Лев Николаевич провел время у Чертковых очень оживленно, принимая много посетителей и сам навещая соседей, в этом случае две психиатрические клиники, одну в Мещерском, другую в Покровском; присутствовал там на представлении кинематографа и с интересом беседовал с больными.
Писал в это время Л. Н-ч письмо "Славянам" и рассказ "Нечаянно", окончательно обработал комедию "От нее все качества", продолжая также работать над книжками "Путь жизни". 22 июня Лев Николаевич писал Софье Андреевне:
"Через три дня буду с тобой, милая Соня, а все-таки хочу написать словечко. Написанное мною тебе письмо залежалось по ошибке, и ты, верно, только что получила его. С тех пор у нас продолжает быть все хорошо. Вчера был Беркенгейм. Слушал Сашу и сказал, что она может смотреть на себя, как на здоровую. Советует купаться. Хотя я не верю докторам, мне это было приятно. Я тоже здоров. Вчера даже был необыкновенно здоров – много работал и книжки Ив. Ив., и еще пустой рассказец той встречи и беседы с молодым крестьянином. Вчера же съехалась бездна народа: Страхов, Бутурлин, скопец из Кочетов, Беркенгейм, Орленев (одетый по-человечески), два рабочих, они были в Ясной из Москвы, и еще кто-то. И мне было легко, потому что был совершенно здоров.

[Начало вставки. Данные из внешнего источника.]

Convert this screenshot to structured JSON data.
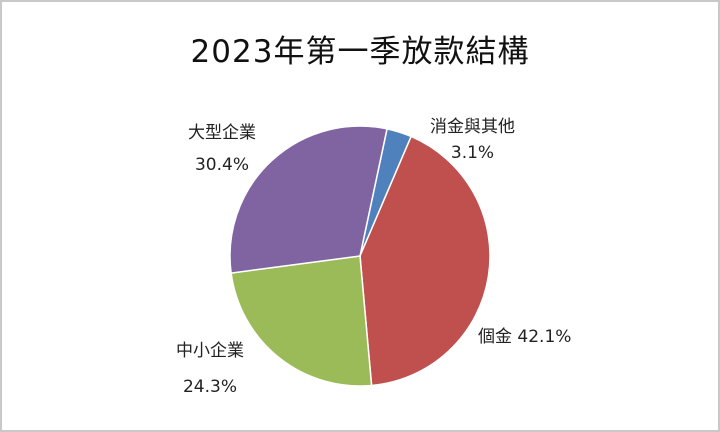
{
  "chart_data": {
    "type": "pie",
    "title": "2023年第一季放款結構",
    "legend": "none",
    "slices": [
      {
        "name": "消金與其他",
        "value": 3.1,
        "label_value": "3.1%",
        "color": "#4f81bd"
      },
      {
        "name": "個金",
        "value": 42.1,
        "label_value": "42.1%",
        "color": "#c0504d"
      },
      {
        "name": "中小企業",
        "value": 24.3,
        "label_value": "24.3%",
        "color": "#9bbb59"
      },
      {
        "name": "大型企業",
        "value": 30.4,
        "label_value": "30.4%",
        "color": "#8064a2"
      }
    ]
  }
}
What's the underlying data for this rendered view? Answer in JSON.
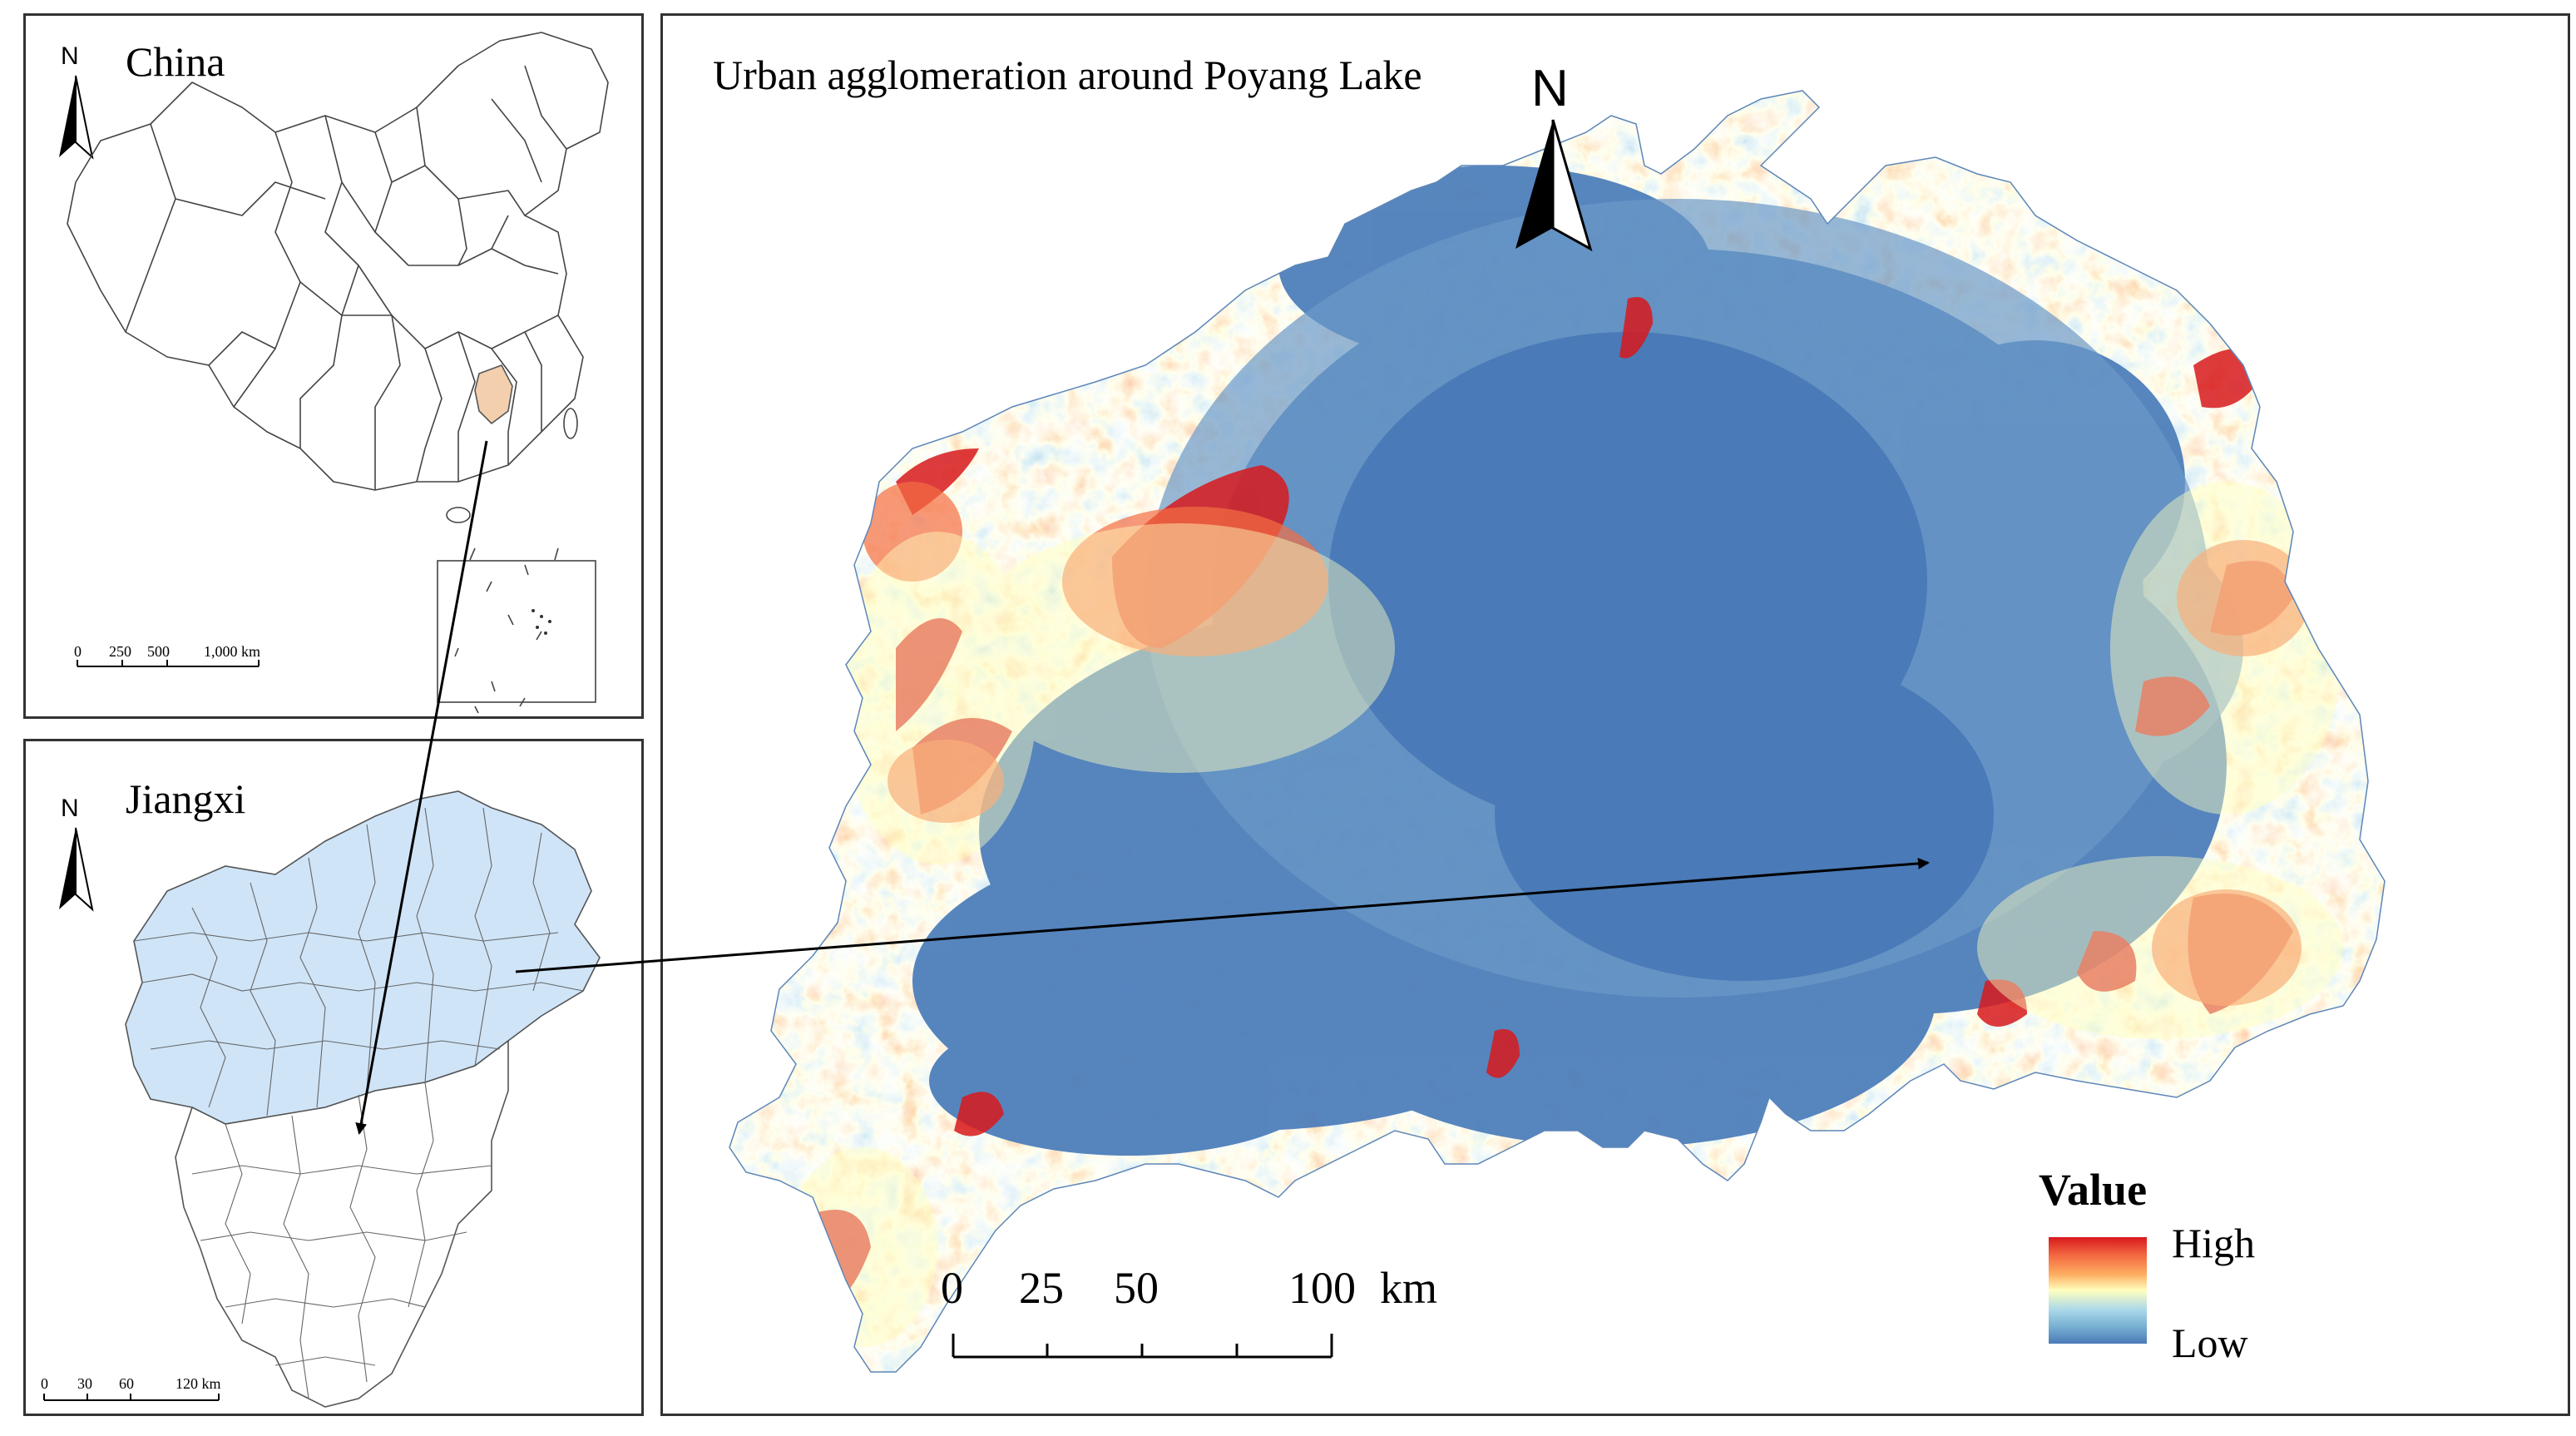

Вечером ездил в Троицкое, в окружную больницу душевнобольных, на великолепное представление кинематографа. Доктора все очень милы. Но кинематограф вообще мне не нравится, и я жалею и Сашу, у который была мигрень, и себя, просидевшего там менее часа и уехавшего. Это было в 10-м часу вечера. Нынче, только что вышел в 8 часов гулять – первая встреча, Александр Петрович с узлом. Я был рад ему особенно потому, что он рассказал мне про тебя, что мог знать. И то хорошо. Нынче ничего не предвидится, и я сижу у себя, работаю и отдыхаю. Может быть, поеду верхом с провожающим меня Чертковым.

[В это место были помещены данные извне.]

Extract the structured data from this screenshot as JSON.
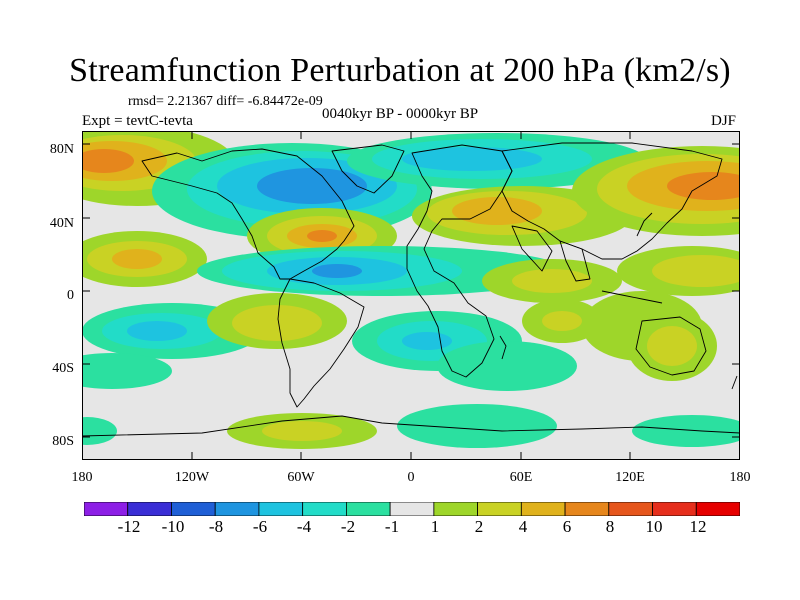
{
  "title": "Streamfunction Perturbation at 200 hPa (km2/s)",
  "stats": "rmsd= 2.21367 diff= -6.84472e-09",
  "experiment": "Expt = tevtC-tevta",
  "period": "0040kyr BP - 0000kyr BP",
  "season": "DJF",
  "map": {
    "lat_ticks": [
      "80N",
      "40N",
      "0",
      "40S",
      "80S"
    ],
    "lon_ticks": [
      "180",
      "120W",
      "60W",
      "0",
      "60E",
      "120E",
      "180"
    ]
  },
  "colorbar": {
    "labels": [
      "-12",
      "-10",
      "-8",
      "-6",
      "-4",
      "-2",
      "-1",
      "1",
      "2",
      "4",
      "6",
      "8",
      "10",
      "12"
    ],
    "colors": [
      "#8d1fe6",
      "#3a2ed6",
      "#1f5fd6",
      "#1f95e0",
      "#1ec3e0",
      "#22dcc8",
      "#2be0a0",
      "#e6e6e6",
      "#9ed62a",
      "#c9d224",
      "#e0b21c",
      "#e6861c",
      "#e6561c",
      "#e62e1c",
      "#e60000"
    ]
  }
}
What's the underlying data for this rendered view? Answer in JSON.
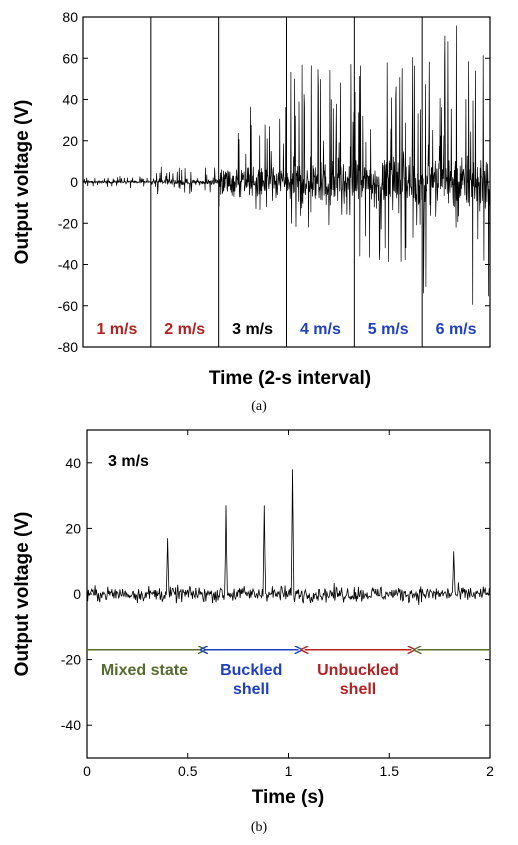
{
  "chart_data": [
    {
      "type": "line",
      "panel_caption": "(a)",
      "xlabel": "Time (2-s interval)",
      "ylabel": "Output voltage (V)",
      "ylim": [
        -80,
        80
      ],
      "yticks": [
        -80,
        -60,
        -40,
        -20,
        0,
        20,
        40,
        60,
        80
      ],
      "grid": false,
      "segments": [
        {
          "label": "1 m/s",
          "color": "#b22222",
          "amplitude_pos": 3,
          "amplitude_neg": 3
        },
        {
          "label": "2 m/s",
          "color": "#b22222",
          "amplitude_pos": 8,
          "amplitude_neg": 6
        },
        {
          "label": "3 m/s",
          "color": "#000000",
          "amplitude_pos": 38,
          "amplitude_neg": 14
        },
        {
          "label": "4 m/s",
          "color": "#1f3fbf",
          "amplitude_pos": 58,
          "amplitude_neg": 22
        },
        {
          "label": "5 m/s",
          "color": "#1f3fbf",
          "amplitude_pos": 62,
          "amplitude_neg": 40
        },
        {
          "label": "6 m/s",
          "color": "#1f3fbf",
          "amplitude_pos": 78,
          "amplitude_neg": 62
        }
      ]
    },
    {
      "type": "line",
      "panel_caption": "(b)",
      "annotation": "3 m/s",
      "xlabel": "Time (s)",
      "ylabel": "Output voltage (V)",
      "xlim": [
        0,
        2
      ],
      "ylim": [
        -50,
        50
      ],
      "xticks": [
        "0",
        "0.5",
        "1",
        "1.5",
        "2"
      ],
      "yticks": [
        -40,
        -20,
        0,
        20,
        40
      ],
      "grid": false,
      "peaks": [
        {
          "x": 0.4,
          "y": 17
        },
        {
          "x": 0.69,
          "y": 27
        },
        {
          "x": 0.88,
          "y": 27
        },
        {
          "x": 1.02,
          "y": 38
        },
        {
          "x": 1.82,
          "y": 13
        }
      ],
      "regions": [
        {
          "label": "Mixed state",
          "lines": [
            "Mixed state"
          ],
          "x_start": 0.0,
          "x_end": 0.57,
          "color": "#556b2f"
        },
        {
          "label": "Buckled shell",
          "lines": [
            "Buckled",
            "shell"
          ],
          "x_start": 0.58,
          "x_end": 1.05,
          "color": "#1f3fbf"
        },
        {
          "label": "Unbuckled shell",
          "lines": [
            "Unbuckled",
            "shell"
          ],
          "x_start": 1.08,
          "x_end": 1.61,
          "color": "#b22222"
        },
        {
          "label": "",
          "lines": [],
          "x_start": 1.64,
          "x_end": 2.0,
          "color": "#556b2f"
        }
      ],
      "arrow_y": -17
    }
  ]
}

Как ты? Надеюсь, что не было новых неприятностей. А если были, то ты перенесла их спокойно, насколько могла. У тебя есть два дела, которые занимают тебя и в которых ты хозяйка. Это твое издание и твои записки. Целую тебя, милый друг. Привет Варе и Колечке.
Все, какие у меня тут были сношения с народом – очень приятные. Они ласковее наших и более воспитаны. Дня два назад поехал в деревню, где выздоравливающие больные помещаются у крестьян. И первое лицо, крестьянин, встречает меня словами: "Здравствуй, Лев Николаевич". Оказывается, он 12 лет тому назад был у меня в Москве, поступил в наше "Общество трезвости" и с тех пор не пил. Живет богато. Повел меня смотреть свою библиотеку – сотни книг, которыми гордится и радуется.– Ну, до скорого свидания".
Это письмо замечательно тем дружелюбным тоном, которым Лев Николаевич старался говорить с Софьей Андреевной. К сожалению, не все близкие Л. Н-чу люди поддерживали этот тон.
Вечером того же дня, т. е. 22 июня, была получена из Ясной Поляны телеграмма, вызывающая Льва Николаевича домой по случаю болезни Софьи Андреевны. Л. Н-ч мог выехать только на другой день, 23 вечером.
С этого возвращения в Ясную Поляну начался для Л. Н. последний, быть может, самый тяжелый период его жизни, подготовивший, или, во всяком случае, ускоривший его кончину.
Последующие обстоятельства столь сложны и необычны, что биограф останавливается в недоумении, полагая, что объяснение этих событий может дать только история, которая соберет все, отсеет ненужное и оставит нам чистую правду. Мы же, участвуя в этом вихре событий, не в состоянии обсудить их со стороны и удовольствуемся изложением известных нам событий по времени, с доступною нам точностью, предоставляя суд потомству.
Дело в том, что болезнь Софьи Андреевны оказалась психическая, на почве истерии; при этом большею частью бывает невозможно провести черту между нормальной чувствительностью и болезненным возбуждением. При этом действительные факты часто преувеличиваются до чудовищных размеров, и мерка правды теряется.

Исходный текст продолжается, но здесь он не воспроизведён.